The FTC’s focus has shifted from a singular case to what appears to be a broader regulatory reset initiated through these settlements. The original intent of the FTC was to address how PBM rebate-driven incentives and formulary designs impact insulin access and patient costs. The details outlined in the consent order with Express Scripts have now established a comprehensive and enforceable framework. If similar agreements are reached with OptumRx and Caremark, the implications could lead to an industry-wide recalibration of how PBMs operate.

Potential Industry Impact of Harmonized Settlements

Industry experts suggest that if the FTC secures parallel commitments from the “Big Three” PBMs—Express Scripts, OptumRx, and Caremark—pressure for compliance across the sector will increase. This could lead to a unified approach towards PBM operations, impacting not only their internal processes but also their relationships with payers, manufacturers, and pharmacies.

The consent order with Express Scripts mandates the integration of the TrumpRx platform into its standard offerings for plan sponsors. This transition signifies a shift from merely debating PBM operations to a reality where the FTC defines operational parameters through negotiated settlements with major market players.

Organizations across the healthcare landscape, including PBMs, plan sponsors, payers, and manufacturers, should prepare for heightened scrutiny. The risk is not confined to a single case but extends to becoming the next focus of an emerging FTC enforcement strategy.

Recommendations for Organizations

To navigate this evolving regulatory environment, companies should take proactive measures to ensure compliance and readiness for potential investigations. Here are some recommended steps:

1. **Map List-Price Touchpoints**: Identify all revenue streams, fees, guarantees, or benchmarks linked to wholesale acquisition cost (WAC) and document the rationale behind these practices.

2. **Pressure-Test Formulary Governance**: Ensure that decision-making pathways are transparent, well-documented, and defensible, particularly in areas where rebate economics could allegedly impact patient access.

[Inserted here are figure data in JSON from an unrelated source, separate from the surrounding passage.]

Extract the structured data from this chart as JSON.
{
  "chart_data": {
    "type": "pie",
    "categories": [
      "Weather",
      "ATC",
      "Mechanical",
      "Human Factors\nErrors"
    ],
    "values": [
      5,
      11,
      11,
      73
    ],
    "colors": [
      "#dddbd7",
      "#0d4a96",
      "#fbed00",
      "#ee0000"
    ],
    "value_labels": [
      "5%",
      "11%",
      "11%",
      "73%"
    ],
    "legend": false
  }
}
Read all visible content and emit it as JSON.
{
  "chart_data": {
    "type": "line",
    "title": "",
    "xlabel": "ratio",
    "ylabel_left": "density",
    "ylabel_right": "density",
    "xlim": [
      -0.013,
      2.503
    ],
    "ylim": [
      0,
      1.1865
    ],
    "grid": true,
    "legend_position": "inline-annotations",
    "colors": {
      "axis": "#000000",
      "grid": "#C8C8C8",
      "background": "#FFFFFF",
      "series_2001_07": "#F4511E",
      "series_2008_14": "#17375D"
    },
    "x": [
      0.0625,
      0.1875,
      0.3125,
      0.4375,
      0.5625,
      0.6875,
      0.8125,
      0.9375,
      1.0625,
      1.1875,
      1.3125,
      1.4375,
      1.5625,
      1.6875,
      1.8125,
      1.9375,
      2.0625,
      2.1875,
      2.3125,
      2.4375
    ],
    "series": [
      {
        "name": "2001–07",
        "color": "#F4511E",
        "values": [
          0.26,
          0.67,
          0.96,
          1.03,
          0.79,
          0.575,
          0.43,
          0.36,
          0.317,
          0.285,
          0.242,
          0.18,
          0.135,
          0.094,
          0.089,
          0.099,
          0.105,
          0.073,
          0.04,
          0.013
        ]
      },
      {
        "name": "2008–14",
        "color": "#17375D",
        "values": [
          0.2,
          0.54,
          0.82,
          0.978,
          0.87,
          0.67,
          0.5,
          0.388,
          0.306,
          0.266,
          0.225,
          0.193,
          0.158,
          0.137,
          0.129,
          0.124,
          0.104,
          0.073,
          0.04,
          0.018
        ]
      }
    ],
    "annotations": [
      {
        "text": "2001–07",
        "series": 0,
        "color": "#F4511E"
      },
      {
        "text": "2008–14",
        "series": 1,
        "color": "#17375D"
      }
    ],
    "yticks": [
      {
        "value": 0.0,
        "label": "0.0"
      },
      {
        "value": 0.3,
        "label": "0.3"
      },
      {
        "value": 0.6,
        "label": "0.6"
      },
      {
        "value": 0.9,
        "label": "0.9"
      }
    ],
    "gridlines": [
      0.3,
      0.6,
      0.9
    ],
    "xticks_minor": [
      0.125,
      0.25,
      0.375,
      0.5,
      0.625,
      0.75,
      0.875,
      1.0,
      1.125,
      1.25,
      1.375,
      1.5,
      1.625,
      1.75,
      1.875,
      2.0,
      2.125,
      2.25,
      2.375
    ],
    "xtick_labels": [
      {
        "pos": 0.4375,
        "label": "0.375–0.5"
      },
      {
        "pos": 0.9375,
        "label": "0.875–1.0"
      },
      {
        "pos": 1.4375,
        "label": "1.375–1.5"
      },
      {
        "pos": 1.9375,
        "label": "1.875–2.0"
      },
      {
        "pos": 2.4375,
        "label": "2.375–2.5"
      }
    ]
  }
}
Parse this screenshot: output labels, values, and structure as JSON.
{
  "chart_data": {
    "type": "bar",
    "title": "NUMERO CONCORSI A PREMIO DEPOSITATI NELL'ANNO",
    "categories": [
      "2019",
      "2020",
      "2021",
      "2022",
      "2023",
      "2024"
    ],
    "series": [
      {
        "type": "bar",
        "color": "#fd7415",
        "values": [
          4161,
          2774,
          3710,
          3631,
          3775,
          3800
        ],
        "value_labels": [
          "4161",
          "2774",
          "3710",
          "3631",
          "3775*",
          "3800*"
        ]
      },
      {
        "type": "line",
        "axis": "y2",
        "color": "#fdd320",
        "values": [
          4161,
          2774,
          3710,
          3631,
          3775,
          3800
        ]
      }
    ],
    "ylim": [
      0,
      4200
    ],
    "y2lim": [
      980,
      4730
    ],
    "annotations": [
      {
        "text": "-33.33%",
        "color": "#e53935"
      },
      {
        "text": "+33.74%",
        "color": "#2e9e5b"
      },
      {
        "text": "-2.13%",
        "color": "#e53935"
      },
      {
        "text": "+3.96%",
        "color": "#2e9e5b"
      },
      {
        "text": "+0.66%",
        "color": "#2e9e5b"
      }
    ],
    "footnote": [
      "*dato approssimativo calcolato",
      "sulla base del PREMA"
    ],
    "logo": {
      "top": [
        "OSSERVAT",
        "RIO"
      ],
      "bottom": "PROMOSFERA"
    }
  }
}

3. **Audit Transparency and Reporting Capabilities**: Confirm the ability to produce detailed reports at the drug level, examine the speed of production, and ensure that communications align with actual practices.

4. **Review Contracting and Disclosures**: Assess agreements with sponsors, manufacturers, and pharmacies for audit rights, reporting obligations, and definitions, especially in anticipation of potential market shifts.

5. **Update Investigation Response Protocols**: Revise document retention policies and communication strategies to ensure cohesive and efficient responses to inquiries from the FTC, state attorneys general, or subsequent civil litigation.

The ongoing negotiations and settlements could fundamentally reshape the landscape of pharmacy benefit management, requiring all stakeholders to remain vigilant and adaptable in this changing environment.